Jan. 18, 2011
BOSTON — Gov. Deval Patrick filed legislation Tuesday to reform the state’s public employee pension system, saying the reforms will save the state billions of dollars.
The bill would raise the retirement age for most government employees from 55 to 60. It would eliminate early retirement incentives and it would use an average of the workers's highest-paid five years of employment to calculate pensions. That's longer than the three-year average that's used now -- and would lead to smaller pensions for many workers.
State their pensions are far from generous as it is. On average, retired state employees collect $26,000 per year, and they’re not eligible for social security.
But Patrick says everyone needs to make sacrifices for the sake of the system.
" We’re asking state employees to help assure that this program is sustainable and without this program it’s not," the governor said.

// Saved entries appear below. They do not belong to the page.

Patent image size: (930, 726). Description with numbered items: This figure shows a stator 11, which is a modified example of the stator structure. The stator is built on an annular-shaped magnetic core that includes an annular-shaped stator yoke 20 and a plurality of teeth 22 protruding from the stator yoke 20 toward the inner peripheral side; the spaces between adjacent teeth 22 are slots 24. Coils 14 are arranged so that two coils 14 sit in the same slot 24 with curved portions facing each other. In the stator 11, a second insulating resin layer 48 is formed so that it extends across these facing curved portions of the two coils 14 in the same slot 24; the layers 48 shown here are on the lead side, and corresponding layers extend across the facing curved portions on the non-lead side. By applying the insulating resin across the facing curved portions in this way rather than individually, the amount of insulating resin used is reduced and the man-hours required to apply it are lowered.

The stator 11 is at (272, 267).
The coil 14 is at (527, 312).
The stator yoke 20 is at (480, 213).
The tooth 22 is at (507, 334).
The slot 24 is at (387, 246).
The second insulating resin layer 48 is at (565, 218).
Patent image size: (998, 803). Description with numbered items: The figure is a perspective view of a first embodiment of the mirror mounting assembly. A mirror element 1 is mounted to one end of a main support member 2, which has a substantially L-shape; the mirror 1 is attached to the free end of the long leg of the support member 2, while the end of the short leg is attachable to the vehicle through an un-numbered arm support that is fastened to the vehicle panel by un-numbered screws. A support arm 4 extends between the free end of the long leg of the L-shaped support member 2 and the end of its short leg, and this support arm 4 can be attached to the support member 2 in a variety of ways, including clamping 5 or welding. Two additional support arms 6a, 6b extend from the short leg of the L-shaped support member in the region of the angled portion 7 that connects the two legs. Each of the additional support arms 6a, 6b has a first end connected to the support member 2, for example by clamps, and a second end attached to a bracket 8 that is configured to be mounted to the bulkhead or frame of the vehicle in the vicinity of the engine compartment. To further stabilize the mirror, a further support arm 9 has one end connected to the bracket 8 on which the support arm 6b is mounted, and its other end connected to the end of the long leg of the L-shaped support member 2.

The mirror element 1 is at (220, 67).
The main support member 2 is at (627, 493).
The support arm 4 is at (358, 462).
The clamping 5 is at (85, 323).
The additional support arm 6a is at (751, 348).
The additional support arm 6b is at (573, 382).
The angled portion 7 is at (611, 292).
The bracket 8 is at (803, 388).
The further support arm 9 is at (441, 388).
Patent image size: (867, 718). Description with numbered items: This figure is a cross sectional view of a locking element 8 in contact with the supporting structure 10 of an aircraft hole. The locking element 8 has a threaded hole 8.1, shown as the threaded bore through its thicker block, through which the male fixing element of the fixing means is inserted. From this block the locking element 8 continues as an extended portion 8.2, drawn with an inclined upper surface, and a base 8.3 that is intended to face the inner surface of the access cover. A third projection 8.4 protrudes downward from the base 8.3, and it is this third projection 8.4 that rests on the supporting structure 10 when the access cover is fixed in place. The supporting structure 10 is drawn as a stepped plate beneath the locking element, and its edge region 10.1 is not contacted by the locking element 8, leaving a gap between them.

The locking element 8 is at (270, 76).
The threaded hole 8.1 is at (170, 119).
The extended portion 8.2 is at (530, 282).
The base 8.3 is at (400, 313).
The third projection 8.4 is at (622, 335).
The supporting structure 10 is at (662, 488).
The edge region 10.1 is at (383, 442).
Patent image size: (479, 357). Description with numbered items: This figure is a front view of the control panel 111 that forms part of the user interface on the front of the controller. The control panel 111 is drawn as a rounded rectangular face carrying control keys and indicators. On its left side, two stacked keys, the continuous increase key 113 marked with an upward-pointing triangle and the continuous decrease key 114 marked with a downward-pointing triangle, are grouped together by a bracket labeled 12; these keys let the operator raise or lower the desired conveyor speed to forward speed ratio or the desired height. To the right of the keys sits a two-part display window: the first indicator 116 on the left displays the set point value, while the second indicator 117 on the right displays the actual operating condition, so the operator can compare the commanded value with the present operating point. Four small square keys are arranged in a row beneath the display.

With the state facing a budget gap somewhere between $1.5 billion and $2 billion, as well as more than $20 billion in unfunded pension liabilities, House Speaker Robert Deleo says the system's problems must be addressed.
"The time for action is now. The time for action is greater now that it has ever been," DeLeo said.
The bill also aims to end so-called double-dipping. That provision comes after late Middlesex County Sheriff James DiPaola allegedly tried to take advantage of a loophole in the system that would have allowed him to collect an annual pension of nearly $100,000 in addition to his sheriff’s pay of $123,000. DiPaola committed suicide in November shortly after his plan came to light.
Patrick estimates that the reforms will save the state more than $5 billion over the next 30 years.